Entrou hoje em vigor o Estatuto do Ensino Particular
e Cooperativo, peça fundamental, no cumprimento da agenda do Ministro Nuno
Crato, a implosão da escola pública. O Diploma como é evidente foi considerado
como “muito positivo” pela Associação de Estabelecimentos de Ensino Particular
e Cooperativo, claro.
No Diploma são consideradas
cinco modalidades de contratos entre o Estado e as escolas particulares:
contratos de associação, patrocínio, cooperação, desenvolvimento de apoio às
famílias e contratos simples de apoio às famílias.
Estas duas últimas modalidades têm por objectivo
“apoiar a frequência de escolas de ensino particular e cooperativo por parte de
todos os alunos do ensino básico e do ensino secundário, não abrangidos por
outros contratos”, e terão como instrumento o cheque ensino atribuído às
famílias que, sob o princípio interessante e a considerar da liberdade de
escolha, matriculem os seus filhos em estabelecimentos privados.

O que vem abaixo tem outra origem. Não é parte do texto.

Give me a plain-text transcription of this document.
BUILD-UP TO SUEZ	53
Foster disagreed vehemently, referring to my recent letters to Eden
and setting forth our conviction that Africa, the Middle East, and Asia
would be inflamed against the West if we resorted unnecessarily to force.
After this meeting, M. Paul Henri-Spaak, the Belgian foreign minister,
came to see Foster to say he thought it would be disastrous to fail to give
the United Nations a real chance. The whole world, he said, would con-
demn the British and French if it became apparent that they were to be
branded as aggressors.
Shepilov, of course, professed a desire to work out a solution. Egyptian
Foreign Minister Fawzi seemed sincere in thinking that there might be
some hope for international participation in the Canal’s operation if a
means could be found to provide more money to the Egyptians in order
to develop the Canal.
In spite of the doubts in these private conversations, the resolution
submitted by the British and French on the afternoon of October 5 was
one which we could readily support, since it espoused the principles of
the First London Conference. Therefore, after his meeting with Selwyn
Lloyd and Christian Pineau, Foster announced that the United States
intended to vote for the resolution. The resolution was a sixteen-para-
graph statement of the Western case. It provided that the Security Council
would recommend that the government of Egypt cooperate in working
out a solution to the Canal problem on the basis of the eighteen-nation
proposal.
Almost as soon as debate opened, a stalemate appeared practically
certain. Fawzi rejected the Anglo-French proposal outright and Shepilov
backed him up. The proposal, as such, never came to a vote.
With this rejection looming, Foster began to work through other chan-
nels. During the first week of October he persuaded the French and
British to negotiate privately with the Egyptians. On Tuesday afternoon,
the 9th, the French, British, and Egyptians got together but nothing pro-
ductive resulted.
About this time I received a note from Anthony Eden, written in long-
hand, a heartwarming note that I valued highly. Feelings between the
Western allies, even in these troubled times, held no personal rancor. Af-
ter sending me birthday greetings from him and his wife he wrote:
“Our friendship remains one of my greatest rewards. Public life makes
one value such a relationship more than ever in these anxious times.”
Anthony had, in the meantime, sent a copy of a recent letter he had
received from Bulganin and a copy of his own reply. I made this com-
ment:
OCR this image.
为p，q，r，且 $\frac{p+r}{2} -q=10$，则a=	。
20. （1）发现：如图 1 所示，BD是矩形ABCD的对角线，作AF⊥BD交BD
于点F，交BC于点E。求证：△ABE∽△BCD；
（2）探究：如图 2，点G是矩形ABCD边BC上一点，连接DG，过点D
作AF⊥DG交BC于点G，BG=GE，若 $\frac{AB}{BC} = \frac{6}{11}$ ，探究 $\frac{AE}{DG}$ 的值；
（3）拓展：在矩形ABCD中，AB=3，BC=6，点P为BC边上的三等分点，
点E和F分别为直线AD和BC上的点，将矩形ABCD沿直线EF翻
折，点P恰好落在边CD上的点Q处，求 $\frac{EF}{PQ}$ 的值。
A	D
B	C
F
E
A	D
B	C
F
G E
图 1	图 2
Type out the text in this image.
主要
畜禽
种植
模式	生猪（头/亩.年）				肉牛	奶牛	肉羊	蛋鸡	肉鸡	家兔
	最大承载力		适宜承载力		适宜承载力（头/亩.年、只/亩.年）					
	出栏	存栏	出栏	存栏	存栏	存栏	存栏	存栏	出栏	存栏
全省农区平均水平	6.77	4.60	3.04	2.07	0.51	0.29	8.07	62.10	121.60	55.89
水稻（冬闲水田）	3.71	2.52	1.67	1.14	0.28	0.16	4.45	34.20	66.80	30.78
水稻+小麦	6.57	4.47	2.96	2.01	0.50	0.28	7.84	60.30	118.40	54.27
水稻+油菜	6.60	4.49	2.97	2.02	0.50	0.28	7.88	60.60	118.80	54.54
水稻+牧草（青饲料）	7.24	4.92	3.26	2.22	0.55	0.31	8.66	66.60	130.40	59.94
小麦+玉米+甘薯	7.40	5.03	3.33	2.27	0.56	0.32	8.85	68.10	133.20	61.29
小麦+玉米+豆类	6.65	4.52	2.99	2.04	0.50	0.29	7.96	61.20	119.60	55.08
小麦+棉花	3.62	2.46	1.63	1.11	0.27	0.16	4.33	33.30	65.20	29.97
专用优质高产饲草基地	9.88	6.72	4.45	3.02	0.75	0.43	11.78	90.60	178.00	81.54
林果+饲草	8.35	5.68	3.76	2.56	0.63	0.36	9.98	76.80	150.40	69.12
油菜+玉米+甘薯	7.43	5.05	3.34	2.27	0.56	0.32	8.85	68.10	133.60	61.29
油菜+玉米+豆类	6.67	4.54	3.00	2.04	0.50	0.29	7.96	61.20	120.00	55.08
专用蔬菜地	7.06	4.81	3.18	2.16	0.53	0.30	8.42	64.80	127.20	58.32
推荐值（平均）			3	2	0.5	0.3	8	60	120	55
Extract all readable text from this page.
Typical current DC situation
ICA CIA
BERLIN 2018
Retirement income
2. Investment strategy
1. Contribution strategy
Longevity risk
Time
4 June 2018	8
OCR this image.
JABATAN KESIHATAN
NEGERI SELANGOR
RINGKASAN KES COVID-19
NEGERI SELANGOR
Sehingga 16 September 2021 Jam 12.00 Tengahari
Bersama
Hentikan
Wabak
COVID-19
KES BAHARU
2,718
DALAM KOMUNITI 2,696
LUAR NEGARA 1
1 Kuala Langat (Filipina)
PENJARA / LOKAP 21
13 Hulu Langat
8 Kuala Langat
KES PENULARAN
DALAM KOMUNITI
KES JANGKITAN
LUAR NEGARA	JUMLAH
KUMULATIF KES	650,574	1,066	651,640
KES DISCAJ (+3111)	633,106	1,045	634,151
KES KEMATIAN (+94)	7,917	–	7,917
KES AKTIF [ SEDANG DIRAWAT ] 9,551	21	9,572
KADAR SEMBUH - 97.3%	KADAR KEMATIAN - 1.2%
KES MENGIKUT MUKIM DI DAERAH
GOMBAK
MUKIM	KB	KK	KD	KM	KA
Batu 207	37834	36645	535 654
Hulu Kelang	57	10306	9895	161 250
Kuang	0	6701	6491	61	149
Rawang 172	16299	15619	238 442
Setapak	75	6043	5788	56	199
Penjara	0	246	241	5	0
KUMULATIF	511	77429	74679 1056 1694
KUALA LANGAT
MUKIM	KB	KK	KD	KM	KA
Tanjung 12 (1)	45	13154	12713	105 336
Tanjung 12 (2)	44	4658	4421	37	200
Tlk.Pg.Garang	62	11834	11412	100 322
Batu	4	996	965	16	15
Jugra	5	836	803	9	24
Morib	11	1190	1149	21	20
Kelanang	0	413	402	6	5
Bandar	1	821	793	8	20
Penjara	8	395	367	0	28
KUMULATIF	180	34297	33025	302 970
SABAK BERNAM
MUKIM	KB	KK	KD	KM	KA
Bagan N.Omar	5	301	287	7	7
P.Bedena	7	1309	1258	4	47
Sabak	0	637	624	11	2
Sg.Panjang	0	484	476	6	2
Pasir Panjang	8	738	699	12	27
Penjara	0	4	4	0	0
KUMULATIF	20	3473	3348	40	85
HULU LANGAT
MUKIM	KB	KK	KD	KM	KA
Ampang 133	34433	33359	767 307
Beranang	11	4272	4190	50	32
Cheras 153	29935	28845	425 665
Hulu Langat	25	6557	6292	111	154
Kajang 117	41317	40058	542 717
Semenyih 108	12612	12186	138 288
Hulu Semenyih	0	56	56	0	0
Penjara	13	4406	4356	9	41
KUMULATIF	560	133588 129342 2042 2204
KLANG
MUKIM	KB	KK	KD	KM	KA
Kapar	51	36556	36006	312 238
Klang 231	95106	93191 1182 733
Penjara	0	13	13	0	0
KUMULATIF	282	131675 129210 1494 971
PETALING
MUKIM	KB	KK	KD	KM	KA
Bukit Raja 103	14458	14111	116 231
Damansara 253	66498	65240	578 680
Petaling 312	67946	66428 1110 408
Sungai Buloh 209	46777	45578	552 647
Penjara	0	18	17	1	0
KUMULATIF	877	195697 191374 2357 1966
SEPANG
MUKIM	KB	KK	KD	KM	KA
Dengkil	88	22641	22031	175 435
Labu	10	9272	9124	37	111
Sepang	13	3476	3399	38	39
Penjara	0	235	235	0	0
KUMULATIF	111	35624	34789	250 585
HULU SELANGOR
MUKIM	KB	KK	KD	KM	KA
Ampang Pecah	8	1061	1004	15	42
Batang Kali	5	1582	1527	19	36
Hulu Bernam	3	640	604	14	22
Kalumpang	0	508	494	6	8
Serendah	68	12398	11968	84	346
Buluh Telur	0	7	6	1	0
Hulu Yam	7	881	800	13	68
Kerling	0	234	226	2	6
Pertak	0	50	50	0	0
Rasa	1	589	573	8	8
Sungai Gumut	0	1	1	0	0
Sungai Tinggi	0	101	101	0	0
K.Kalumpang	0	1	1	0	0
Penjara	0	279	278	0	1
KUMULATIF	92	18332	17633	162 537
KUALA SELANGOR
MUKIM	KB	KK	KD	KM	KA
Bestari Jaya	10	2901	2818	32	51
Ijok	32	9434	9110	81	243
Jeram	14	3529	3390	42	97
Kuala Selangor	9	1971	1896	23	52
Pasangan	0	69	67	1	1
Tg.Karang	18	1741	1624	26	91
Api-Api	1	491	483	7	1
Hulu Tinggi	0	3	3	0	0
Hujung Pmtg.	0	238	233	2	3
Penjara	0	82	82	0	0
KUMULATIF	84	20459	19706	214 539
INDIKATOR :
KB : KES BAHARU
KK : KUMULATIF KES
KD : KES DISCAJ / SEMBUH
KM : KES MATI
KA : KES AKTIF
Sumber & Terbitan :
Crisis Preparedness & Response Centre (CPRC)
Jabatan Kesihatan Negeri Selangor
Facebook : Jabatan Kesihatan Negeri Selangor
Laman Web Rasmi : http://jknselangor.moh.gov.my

Para além de outras alterações é de salientar que
os contratos de associação podem ser estabelecidos independentemente da
existência de oferta pública nessa área geográfica permitindo assim e com
cobertura legal o que já se verificava, o financiamento público dos interesses
privados, despudoradamente.
Deixando de lado as outras modalidades,
designadamente no que respeita a custos para o Estado, as tais contas que nunca
dão certas, os números dizem o que os interesses ditam, embora com alguma
segurança se possa afirmar que no ensino público que o custo é menor, sobretudo
após os cortes brutais de investimento e de recursos humanos, funcionários e
professores, vejamos, de novo a questão do cheque-ensino, também conhecido como
cheque-educação.
Quero antes de mais sublinhar de novo que a
existência de um subsistema educativo de ensino privado é absolutamente
necessário para, por um lado permitir alguma liberdade de escolha, ainda que
condicionada, por parte das famílias e, por outro lado, como forma de pressão
sobre a qualidade do ensino público. Também já tenho referido que a chamada liberdade
de educação, a escolha livre por parte dos pais dos estabelecimentos, públicos
ou privados, em que querem os seus filhos educados, no modelo actual do nosso
sistema educativo é, do meu ponto de vista, um enorme equívoco.
No que respeita às escolas públicas, conheço
muitas situações de grande dificuldade ou mesmo impossibilidade de matrícula de
uma criança em diferentes escolas da mesma zona, situação que as mudanças
actuais, concentração de alunos em agrupamentos e mega-agrupamentos, estão a
agravar e que muitas famílias sentem.
Por outro lado, no que respeita ao cheque-ensino
e à liberdade de escolha dos pais, as experiências de vários países,
sempre referidas, assentam genericamente num princípio que quando se fala entre
nós desta hipótese é sempre esquecido e que também não consta dos princípios
hoje enunciados por Nuno Crato, isto é, a obrigatoriedade (a questão central)
de aceitar qualquer criança. A proposta agora conhecida creio que também não
contempla, evidentemente, esta obrigatoriedade, talvez a proposta já não
fosse tão bem acolhida pela generalidade dos estabelecimentos de ensino.
Acresce que os estudos sobre os efeitos deste tipo de modalidades não são
conclusivos, longe disso, como há algum tempo um trabalho divulgado no
Público sublinhava.
Na verdade, como todos sabemos, sem um carácter
de obrigatoriedade muitas instituições de ensino privado não receberão nunca
alguns alunos, independentemente de poderem ser financiados de formas
diferenciadas.
Não é uma questão económica, é uma questão de
defender a instituição de situações de risco que lhe comprometam a imagem de
excelência ou a posição nos rankings, sejam os dos resultados escolares sejam
os do "capital social" que detêm. A cultura mais generalizada entende
os estabelecimentos de ensino privado como exclusivos e muitos deles são
profundamente selectivos na população que acolhem, aliás muitos pais
"compram", por assim dizer, essa exclusividade.
Por outro lado e curiosamente, aos
estabelecimentos de ensino privado é concedido um nível de autonomia pedagógica
e curricular superior à escola pública que não pode ser apenas justificado por
serem privados, pois a autonomia é uma ferramenta de desenvolvimento da
qualidade, também na escola pública.
Insisto de há muito que a melhor forma de proteger
a liberdade de educação é uma fortíssima cultura de qualidade, autonomia e
exigência na escola pública e uma acção social escolar eficaz e oportuna. Assim
teremos mais facilmente boas escolas, públicas ou privadas.
No entanto, cada vez é mais claro que este não é
o entendimento de quem actualmente gere os destinos da educação em Portugal.
É uma questão de agenda, evidentemente.